Tulsa businessman helps Tulsa Police purchase new rifles
The Tulsa Police Department is $100,000 richer, thanks to a donation from Tulsan Walt Helmerich. Helmerich made the donation after learning police officers had to buy new rifles with their own money.
Tuesday, January 11th 2005, 11:04 am
By: News On 6
The Tulsa Police Department is $100,000 richer, thanks to a donation from Tulsan Walt Helmerich. Helmerich made the donation after learning police officers had to buy new rifles with their own money.
As News on 6 crime reporter Lori Fullbright explains, the gift means the department can now buy at least a hundred new rifles.

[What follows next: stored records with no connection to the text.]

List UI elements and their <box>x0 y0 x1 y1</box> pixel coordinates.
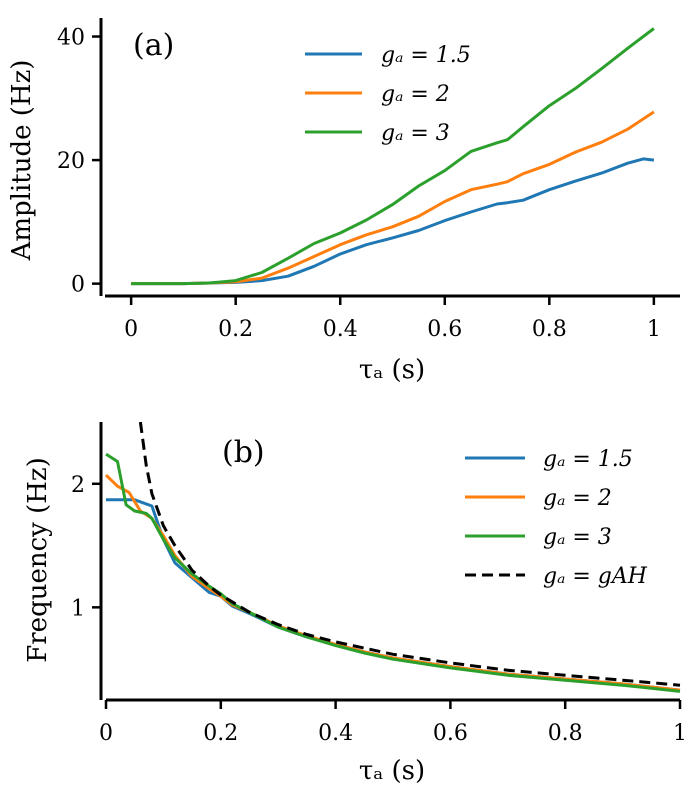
panel-label: (a) <box>133 28 174 63</box>
x-tick-label: 0.6 <box>427 317 462 342</box>
legend: gₐ = 1.5 gₐ = 2 gₐ = 3 gₐ = gAH <box>465 447 648 589</box>
x-tick-label: 0 <box>99 721 113 746</box>
legend-label: gₐ = 2 <box>543 486 612 511</box>
legend: gₐ = 1.5 gₐ = 2 gₐ = 3 <box>305 43 471 146</box>
x-tick-label: 0.2 <box>203 721 238 746</box>
y-tick-label: 0 <box>71 273 85 298</box>
panel-label: (b) <box>222 435 265 470</box>
x-tick-label: 0.6 <box>433 721 468 746</box>
x-tick-label: 0.2 <box>218 317 253 342</box>
x-tick-label: 0.4 <box>318 721 353 746</box>
legend-label: gₐ = 3 <box>543 525 612 550</box>
legend-label: gₐ = 1.5 <box>543 447 633 472</box>
x-tick-label: 1 <box>673 721 687 746</box>
series-line-1 <box>131 157 655 286</box>
x-tick-label: 0.4 <box>323 317 358 342</box>
x-tick-label: 0.8 <box>548 721 583 746</box>
panel-a: 0 0.2 0.4 0.6 0.8 1 0 20 40 τₐ (s) Amplitude (Hz) (… <box>7 18 680 385</box>
series-line-3 <box>131 27 655 286</box>
x-axis-label: τₐ (s) <box>359 756 425 786</box>
legend-label: gₐ = 1.5 <box>381 43 471 68</box>
series-line-2 <box>131 110 655 286</box>
x-tick-label: 0 <box>124 317 138 342</box>
y-tick-label: 2 <box>71 473 85 498</box>
x-axis-label: τₐ (s) <box>359 355 425 385</box>
series-line-4 <box>138 422 681 687</box>
y-tick-label: 20 <box>57 149 85 174</box>
y-tick-label: 40 <box>57 26 85 51</box>
y-tick-label: 1 <box>71 596 85 621</box>
legend-label: gₐ = 2 <box>381 82 450 107</box>
panel-b: 0 0.2 0.4 0.6 0.8 1 1 2 τₐ (s) Frequency (Hz) (b) g… <box>23 422 687 786</box>
y-axis-label: Frequency (Hz) <box>23 457 53 663</box>
x-tick-label: 1 <box>647 317 661 342</box>
x-tick-label: 0.8 <box>532 317 567 342</box>
y-axis-label: Amplitude (Hz) <box>7 60 37 262</box>
legend-label: gₐ = 3 <box>381 121 450 146</box>
legend-label: gₐ = gAH <box>543 564 648 589</box>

The News on 6 aired a story in November about select patrol officers learning to shoot their new Colt-AR-15, 223 caliber rifles. Tulsa Police say the rifles are needed, because officers are frequently out-gunned by the criminals. Even though the need was there, the money wasn't, so the officers were asked to pay for the rifles out of their own pockets, and they did.
After that story aired, Police Chief Dave Been got a call from longtime Tulsa businessman and charitable contributor Walt Helmerich. Chief Dave Been: "He didn't think and I agreed that officers who don't make much money anyway should have to pay for their own weapons and the city council just approved that gift last Thursday."

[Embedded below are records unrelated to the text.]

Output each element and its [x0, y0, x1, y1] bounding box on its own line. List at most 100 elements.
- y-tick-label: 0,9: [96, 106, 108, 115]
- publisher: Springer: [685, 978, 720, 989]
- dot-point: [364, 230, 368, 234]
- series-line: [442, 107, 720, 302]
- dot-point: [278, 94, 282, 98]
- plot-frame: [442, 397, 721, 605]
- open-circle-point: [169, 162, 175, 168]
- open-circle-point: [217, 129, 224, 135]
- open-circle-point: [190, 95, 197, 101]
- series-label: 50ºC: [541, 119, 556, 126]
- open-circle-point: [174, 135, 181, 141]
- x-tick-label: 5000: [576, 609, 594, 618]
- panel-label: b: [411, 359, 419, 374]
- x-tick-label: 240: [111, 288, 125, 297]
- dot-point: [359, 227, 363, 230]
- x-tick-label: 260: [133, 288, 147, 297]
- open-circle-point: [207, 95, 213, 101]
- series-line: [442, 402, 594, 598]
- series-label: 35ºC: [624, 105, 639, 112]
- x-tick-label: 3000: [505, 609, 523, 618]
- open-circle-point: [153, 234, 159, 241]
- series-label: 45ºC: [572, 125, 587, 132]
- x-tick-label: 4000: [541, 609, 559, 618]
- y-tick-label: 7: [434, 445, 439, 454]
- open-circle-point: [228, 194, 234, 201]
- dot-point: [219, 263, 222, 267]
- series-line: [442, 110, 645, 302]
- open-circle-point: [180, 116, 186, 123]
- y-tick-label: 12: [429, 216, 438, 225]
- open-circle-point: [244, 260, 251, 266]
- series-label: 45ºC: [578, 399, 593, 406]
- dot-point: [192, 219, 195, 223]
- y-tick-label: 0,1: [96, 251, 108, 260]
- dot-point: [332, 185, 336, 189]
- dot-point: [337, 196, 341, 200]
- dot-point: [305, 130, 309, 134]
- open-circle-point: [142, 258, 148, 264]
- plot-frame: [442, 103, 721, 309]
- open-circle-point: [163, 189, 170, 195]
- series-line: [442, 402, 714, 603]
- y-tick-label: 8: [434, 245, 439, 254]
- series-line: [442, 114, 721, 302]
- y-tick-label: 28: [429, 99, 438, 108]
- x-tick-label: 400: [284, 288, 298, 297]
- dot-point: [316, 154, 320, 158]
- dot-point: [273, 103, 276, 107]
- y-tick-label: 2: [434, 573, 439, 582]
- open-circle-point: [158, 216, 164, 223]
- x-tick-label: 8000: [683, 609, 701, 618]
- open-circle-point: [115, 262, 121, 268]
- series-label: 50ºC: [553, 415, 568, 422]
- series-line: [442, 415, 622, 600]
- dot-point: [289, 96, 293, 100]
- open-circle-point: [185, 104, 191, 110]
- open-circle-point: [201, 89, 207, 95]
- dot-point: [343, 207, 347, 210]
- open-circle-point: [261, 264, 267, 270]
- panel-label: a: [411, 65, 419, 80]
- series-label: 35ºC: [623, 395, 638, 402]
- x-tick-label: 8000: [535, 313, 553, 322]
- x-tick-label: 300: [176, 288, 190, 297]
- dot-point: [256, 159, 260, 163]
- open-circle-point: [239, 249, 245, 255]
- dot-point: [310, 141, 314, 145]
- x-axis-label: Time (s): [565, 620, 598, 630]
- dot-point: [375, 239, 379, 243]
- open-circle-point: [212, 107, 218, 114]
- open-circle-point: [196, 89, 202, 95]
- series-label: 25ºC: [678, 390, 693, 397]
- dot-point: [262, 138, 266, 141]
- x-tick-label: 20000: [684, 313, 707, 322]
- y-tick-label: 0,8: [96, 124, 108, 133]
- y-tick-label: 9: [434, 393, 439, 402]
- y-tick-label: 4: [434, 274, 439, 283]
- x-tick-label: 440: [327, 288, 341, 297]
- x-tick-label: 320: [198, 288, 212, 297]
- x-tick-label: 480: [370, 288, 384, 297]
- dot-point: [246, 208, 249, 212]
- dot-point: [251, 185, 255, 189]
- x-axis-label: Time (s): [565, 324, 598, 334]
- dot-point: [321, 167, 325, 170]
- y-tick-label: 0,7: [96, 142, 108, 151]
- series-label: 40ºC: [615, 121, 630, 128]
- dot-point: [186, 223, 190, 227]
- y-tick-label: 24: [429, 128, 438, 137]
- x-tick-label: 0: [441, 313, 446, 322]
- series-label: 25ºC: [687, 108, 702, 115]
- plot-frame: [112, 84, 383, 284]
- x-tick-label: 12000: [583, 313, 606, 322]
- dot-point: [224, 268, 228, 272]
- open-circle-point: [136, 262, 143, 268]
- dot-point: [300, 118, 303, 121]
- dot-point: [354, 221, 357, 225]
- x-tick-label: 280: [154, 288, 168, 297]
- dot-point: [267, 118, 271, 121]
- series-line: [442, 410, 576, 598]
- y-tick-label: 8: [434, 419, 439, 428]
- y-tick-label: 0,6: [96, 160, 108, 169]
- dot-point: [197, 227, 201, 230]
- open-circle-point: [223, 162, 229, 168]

The police department believes officers and citizens will both be safer if officers on street patrol have these guns, not just SWAT team members because those officers are often the first line of defense. And with the assault weapons ban recently lifted, the situation could get even worse. "We're in a position where we're tired of our officers being outgunned."
Helmerich's gift will allow the department to buy 30 rifles for each division, which puts 10 on each shift in addition to the officers who already purchased their own. "The officers appreciate the citizen support and stepping up especially now and I appreciate it personally and he's a good friend to the city and the department."
The gift of the rifles allows officers to be armed with the knowledge that citizens do support their efforts and that kind of support hits a bulls-eye every time. The officers who carry the new rifles must go through a training program first.
The department hopes to have the new rifles by spring.